Reagan was freezing in her apartment. The temperature had dropped steadily all night and she could almost see her breath when she woke up. She swung her feet off the bed and onto the floor and gasped. The floors had ceased being wood and were now made of ice. It seemed her whole floor was like the inside of a freezer. She imagined that boxer movie guy in the other room punching a side of beef. She couldn’t remember the guy’s name. One of her ex-boyfriends made her watch it and it was stupid. But she did remember the guy punching the meat in the freezer.
She grabbed her bathrobe and quickly tip-toed across the frozen wood floor tundra and into her bathroom. At least the heat had been on in there at some point during the morning hours. She turned on the hot water and looked at herself in the mirror. It’d been a long weekend and it had taken a serious toll on her hair. It was knotted and mashed into a curly blob. She sighed and considered getting a bob haircut.
She got in the shower and the hot water barely seemed hot enough. It was tepid and it seemed to take a long time to get going. The bathroom was fogging up too fast and that would make using the bathroom mirror a damn near impossibility. She cleaned herself up, skipped the leg shaving, and did what she could to get the knots out or her hair. She was sad she had to turn the water off. The hot water had just started to feel good. The chill in the air was brutal and she was shivering as she tried to dry off.

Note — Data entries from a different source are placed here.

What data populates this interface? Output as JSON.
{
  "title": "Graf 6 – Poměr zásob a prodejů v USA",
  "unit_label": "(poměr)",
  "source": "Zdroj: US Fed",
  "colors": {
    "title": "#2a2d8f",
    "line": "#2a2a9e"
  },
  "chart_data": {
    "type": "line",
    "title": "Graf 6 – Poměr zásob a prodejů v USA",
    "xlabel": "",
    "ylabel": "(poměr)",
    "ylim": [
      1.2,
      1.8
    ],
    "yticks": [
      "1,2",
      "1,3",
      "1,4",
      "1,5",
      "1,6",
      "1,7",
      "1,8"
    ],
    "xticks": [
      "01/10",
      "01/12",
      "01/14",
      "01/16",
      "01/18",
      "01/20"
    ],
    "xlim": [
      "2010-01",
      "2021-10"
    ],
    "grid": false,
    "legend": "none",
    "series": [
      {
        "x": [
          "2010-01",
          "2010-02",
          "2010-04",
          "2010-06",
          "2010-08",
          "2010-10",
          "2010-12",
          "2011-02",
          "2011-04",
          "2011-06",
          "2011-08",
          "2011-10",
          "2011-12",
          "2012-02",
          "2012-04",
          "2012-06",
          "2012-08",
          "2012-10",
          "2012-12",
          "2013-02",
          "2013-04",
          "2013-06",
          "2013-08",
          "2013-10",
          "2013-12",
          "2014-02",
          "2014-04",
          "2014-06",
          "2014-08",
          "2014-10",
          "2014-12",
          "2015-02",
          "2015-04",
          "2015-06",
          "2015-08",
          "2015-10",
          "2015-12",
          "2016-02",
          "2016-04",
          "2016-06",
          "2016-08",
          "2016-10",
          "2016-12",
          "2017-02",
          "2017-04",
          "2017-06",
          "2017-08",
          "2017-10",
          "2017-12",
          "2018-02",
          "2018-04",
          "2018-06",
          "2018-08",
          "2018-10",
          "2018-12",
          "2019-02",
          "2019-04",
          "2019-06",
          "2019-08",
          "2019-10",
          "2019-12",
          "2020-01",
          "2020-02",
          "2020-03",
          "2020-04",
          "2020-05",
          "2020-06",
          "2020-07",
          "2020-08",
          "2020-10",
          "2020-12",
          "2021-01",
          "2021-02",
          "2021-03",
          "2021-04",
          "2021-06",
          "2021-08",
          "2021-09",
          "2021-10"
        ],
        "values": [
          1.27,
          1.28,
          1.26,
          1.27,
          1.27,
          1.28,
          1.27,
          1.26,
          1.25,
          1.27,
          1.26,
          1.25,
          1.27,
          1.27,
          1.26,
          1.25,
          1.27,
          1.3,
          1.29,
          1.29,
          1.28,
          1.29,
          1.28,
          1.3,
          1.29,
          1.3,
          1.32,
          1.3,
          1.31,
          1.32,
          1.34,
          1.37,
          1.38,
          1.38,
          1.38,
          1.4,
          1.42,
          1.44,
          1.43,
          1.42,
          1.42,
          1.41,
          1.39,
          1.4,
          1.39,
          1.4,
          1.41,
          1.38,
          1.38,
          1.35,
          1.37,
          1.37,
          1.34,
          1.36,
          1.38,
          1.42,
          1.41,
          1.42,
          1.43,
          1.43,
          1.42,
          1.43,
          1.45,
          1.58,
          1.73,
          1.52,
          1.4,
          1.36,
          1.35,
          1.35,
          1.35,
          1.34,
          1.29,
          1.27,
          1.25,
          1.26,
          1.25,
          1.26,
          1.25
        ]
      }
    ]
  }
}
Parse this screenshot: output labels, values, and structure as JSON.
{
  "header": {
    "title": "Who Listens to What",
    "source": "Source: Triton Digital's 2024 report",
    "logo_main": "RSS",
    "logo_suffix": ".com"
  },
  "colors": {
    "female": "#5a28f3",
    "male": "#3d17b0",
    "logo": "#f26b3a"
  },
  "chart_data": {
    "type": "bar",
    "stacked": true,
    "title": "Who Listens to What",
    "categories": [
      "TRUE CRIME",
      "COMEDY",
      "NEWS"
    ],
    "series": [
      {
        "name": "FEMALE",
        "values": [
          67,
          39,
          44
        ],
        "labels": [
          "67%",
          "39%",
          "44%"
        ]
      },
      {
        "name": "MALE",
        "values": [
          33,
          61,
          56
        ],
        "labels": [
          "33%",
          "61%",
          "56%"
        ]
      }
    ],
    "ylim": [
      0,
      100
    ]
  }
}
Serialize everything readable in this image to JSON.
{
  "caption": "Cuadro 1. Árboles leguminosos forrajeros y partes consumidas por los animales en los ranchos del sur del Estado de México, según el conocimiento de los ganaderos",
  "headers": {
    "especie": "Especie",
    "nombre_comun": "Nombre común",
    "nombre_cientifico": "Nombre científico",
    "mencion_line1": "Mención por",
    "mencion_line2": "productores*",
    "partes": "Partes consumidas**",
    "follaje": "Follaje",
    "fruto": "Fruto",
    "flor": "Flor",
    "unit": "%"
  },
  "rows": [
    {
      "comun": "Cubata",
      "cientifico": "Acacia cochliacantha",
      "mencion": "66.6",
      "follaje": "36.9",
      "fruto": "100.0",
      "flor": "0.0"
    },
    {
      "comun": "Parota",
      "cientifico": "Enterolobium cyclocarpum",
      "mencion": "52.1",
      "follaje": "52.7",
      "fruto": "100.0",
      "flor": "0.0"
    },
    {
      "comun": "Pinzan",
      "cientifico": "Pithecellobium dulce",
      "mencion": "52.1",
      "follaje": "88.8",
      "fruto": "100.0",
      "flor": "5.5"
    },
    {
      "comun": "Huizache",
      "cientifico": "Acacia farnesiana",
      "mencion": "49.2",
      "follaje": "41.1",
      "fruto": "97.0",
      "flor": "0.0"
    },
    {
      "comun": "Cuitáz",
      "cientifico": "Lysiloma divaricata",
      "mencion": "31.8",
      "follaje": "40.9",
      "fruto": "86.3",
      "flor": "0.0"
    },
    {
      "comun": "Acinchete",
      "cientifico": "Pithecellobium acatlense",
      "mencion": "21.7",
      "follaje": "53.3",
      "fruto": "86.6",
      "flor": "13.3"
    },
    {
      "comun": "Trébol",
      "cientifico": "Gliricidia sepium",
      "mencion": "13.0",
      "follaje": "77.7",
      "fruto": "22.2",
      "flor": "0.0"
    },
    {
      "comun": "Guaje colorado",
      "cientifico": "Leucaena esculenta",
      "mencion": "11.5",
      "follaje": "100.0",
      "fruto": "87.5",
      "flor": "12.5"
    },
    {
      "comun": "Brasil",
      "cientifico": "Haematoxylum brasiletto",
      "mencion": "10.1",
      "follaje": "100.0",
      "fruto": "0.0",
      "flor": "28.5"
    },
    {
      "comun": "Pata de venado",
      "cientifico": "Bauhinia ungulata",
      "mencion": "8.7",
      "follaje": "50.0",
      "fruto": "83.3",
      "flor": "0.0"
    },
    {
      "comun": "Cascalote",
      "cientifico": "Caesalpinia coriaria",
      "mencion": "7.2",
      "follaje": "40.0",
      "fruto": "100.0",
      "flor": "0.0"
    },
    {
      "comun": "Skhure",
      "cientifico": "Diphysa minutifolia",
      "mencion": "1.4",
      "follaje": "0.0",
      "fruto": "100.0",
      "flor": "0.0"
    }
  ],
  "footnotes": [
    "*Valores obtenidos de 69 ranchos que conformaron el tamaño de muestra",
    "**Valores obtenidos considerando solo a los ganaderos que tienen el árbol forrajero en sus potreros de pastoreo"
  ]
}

She put on her robe and went back to her ice box of a bedroom. She finished drying off and then remembered how awesome the new hair dryer was and how great that would feel. She looked at her clock and saw that her time was running short. She had to really get a move on. She had managed to develop a pretty standard rush action plan and she followed it to the letter. Blow dry, dress, scarf, coat and boots, make-up would have to be done on the train. It was a pattern she’d developed over the last four years.

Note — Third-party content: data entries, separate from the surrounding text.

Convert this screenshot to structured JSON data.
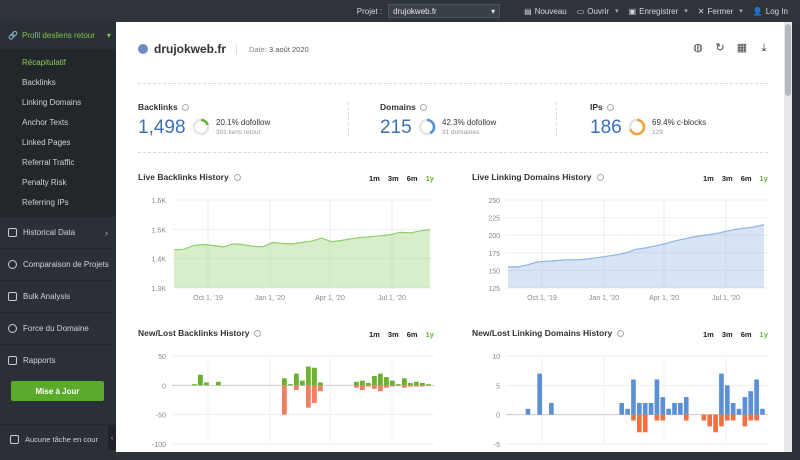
{
  "topbar": {
    "project_label": "Projet :",
    "project_value": "drujokweb.fr",
    "new_label": "Nouveau",
    "open_label": "Ouvrir",
    "save_label": "Enregistrer",
    "close_label": "Fermer",
    "login_label": "Log In"
  },
  "sidebar": {
    "head": "Profil desliens retour",
    "sub_items": [
      "Récapitulatif",
      "Backlinks",
      "Linking Domains",
      "Anchor Texts",
      "Linked Pages",
      "Referral Traffic",
      "Penalty Risk",
      "Referring IPs"
    ],
    "sections": [
      "Historical Data",
      "Comparaison de Projets",
      "Bulk Analysis",
      "Force du Domaine",
      "Rapports"
    ],
    "update_button": "Mise à Jour",
    "footer": "Aucune tâche en cour"
  },
  "header": {
    "domain": "drujokweb.fr",
    "date_label": "Date:",
    "date_value": "3 août 2020"
  },
  "stats": {
    "backlinks": {
      "title": "Backlinks",
      "value": "1,498",
      "line1": "20.1% dofollow",
      "line2": "301 liens retour",
      "percent": 20.1,
      "color": "#6bb233"
    },
    "domains": {
      "title": "Domains",
      "value": "215",
      "line1": "42.3% dofollow",
      "line2": "91 domaines",
      "percent": 42.3,
      "color": "#5b8fd6"
    },
    "ips": {
      "title": "IPs",
      "value": "186",
      "line1": "69.4% c-blocks",
      "line2": "129",
      "percent": 69.4,
      "color": "#f0a33a"
    }
  },
  "ranges": [
    "1m",
    "3m",
    "6m",
    "1y"
  ],
  "active_range": "1y",
  "chart_data": [
    {
      "type": "area",
      "title": "Live Backlinks History",
      "yticks": [
        "1.6K",
        "1.5K",
        "1.4K",
        "1.3K"
      ],
      "ylim": [
        1300,
        1600
      ],
      "xticks": [
        "Oct 1, '19",
        "Jan 1, '20",
        "Apr 1, '20",
        "Jul 1, '20"
      ],
      "series": [
        {
          "values": [
            1430,
            1432,
            1445,
            1448,
            1445,
            1440,
            1450,
            1448,
            1442,
            1440,
            1455,
            1452,
            1450,
            1455,
            1460,
            1470,
            1458,
            1462,
            1468,
            1472,
            1475,
            1478,
            1482,
            1490,
            1488,
            1495,
            1498
          ]
        }
      ],
      "color": "#8fcf6a"
    },
    {
      "type": "area",
      "title": "Live Linking Domains History",
      "yticks": [
        "250",
        "225",
        "200",
        "175",
        "150",
        "125"
      ],
      "ylim": [
        125,
        250
      ],
      "xticks": [
        "Oct 1, '19",
        "Jan 1, '20",
        "Apr 1, '20",
        "Jul 1, '20"
      ],
      "series": [
        {
          "values": [
            155,
            155,
            158,
            162,
            163,
            164,
            165,
            165,
            166,
            168,
            170,
            172,
            175,
            180,
            182,
            185,
            188,
            192,
            195,
            198,
            200,
            202,
            205,
            208,
            210,
            212,
            215
          ]
        }
      ],
      "color": "#8fb3e3"
    },
    {
      "type": "bar",
      "title": "New/Lost Backlinks History",
      "yticks": [
        "50",
        "0",
        "-50",
        "-100"
      ],
      "ylim": [
        -100,
        50
      ],
      "new": [
        0,
        0,
        0,
        2,
        18,
        5,
        0,
        6,
        0,
        0,
        0,
        0,
        0,
        0,
        0,
        0,
        0,
        0,
        12,
        2,
        20,
        8,
        32,
        30,
        5,
        0,
        0,
        0,
        0,
        0,
        6,
        8,
        4,
        16,
        20,
        14,
        8,
        2,
        12,
        4,
        6,
        4,
        2
      ],
      "lost": [
        0,
        0,
        0,
        0,
        0,
        0,
        0,
        0,
        0,
        0,
        0,
        0,
        0,
        0,
        0,
        0,
        0,
        0,
        -50,
        0,
        -8,
        0,
        -38,
        -30,
        -10,
        0,
        0,
        0,
        0,
        0,
        -4,
        -8,
        -2,
        -6,
        -10,
        -4,
        -2,
        -1,
        -4,
        -2,
        -2,
        -2,
        -1
      ],
      "color_new": "#6bb233",
      "color_lost": "#f08060"
    },
    {
      "type": "bar",
      "title": "New/Lost Linking Domains History",
      "yticks": [
        "10",
        "5",
        "0",
        "-5"
      ],
      "ylim": [
        -5,
        10
      ],
      "new": [
        0,
        0,
        0,
        1,
        0,
        7,
        0,
        2,
        0,
        0,
        0,
        0,
        0,
        0,
        0,
        0,
        0,
        0,
        0,
        2,
        1,
        6,
        2,
        2,
        2,
        6,
        3,
        1,
        2,
        2,
        3,
        0,
        0,
        0,
        0,
        0,
        7,
        5,
        2,
        1,
        3,
        4,
        6,
        1
      ],
      "lost": [
        0,
        0,
        0,
        0,
        0,
        0,
        0,
        0,
        0,
        0,
        0,
        0,
        0,
        0,
        0,
        0,
        0,
        0,
        0,
        0,
        0,
        -1,
        -3,
        -3,
        0,
        -1,
        -1,
        0,
        0,
        0,
        -1,
        0,
        0,
        -1,
        -2,
        -3,
        -2,
        -1,
        -1,
        0,
        -2,
        -1,
        -1,
        0
      ],
      "color_new": "#5b8fd6",
      "color_lost": "#f07040"
    }
  ]
}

She checked the weather on her iPhone right before she left her apartment. It was about as warm outside as it was in her bedroom. She took the elevator to the lobby and rushed through the revolving doors. She swore to herself that she would move somewhere warm very soon. She was not a winter person at all. She liked the summer and the sun. She didn’t like a lot of summer clothes, but she made due.
The walk to the train station was windy and freezing. Reagan wished she had grabbed her knit scarf instead of the thin one she was wearing. She walked fast with her head down against the cold. She started to get mad about her station in life. She’d worked at the same law firm for five years and wasn’t getting anywhere. She just couldn’t get motivated about it all. She wished she’d followed her painting passion, but her dad had talked her out of that.
The wind blew hard and right down her neck and it sent a vicious chill over her body. She cursed her rotten apartment and her life and all the stupid things she let herself get involved with. She was grumbling as she reached the top of the stairs at the train station and walked out across the platform.
The sun met her at the top stair and she had to squint against it. She stepped forward and suddenly didn’t feel as cold as she did before. The sun felt blazing against her face and in that moment, things just didn’t seem all that bad. Maybe could tough it out and try to stay positive. Maybe life was like that sometimes and you just had to keep you face toward the sun, feel its warmth and know that you can go on.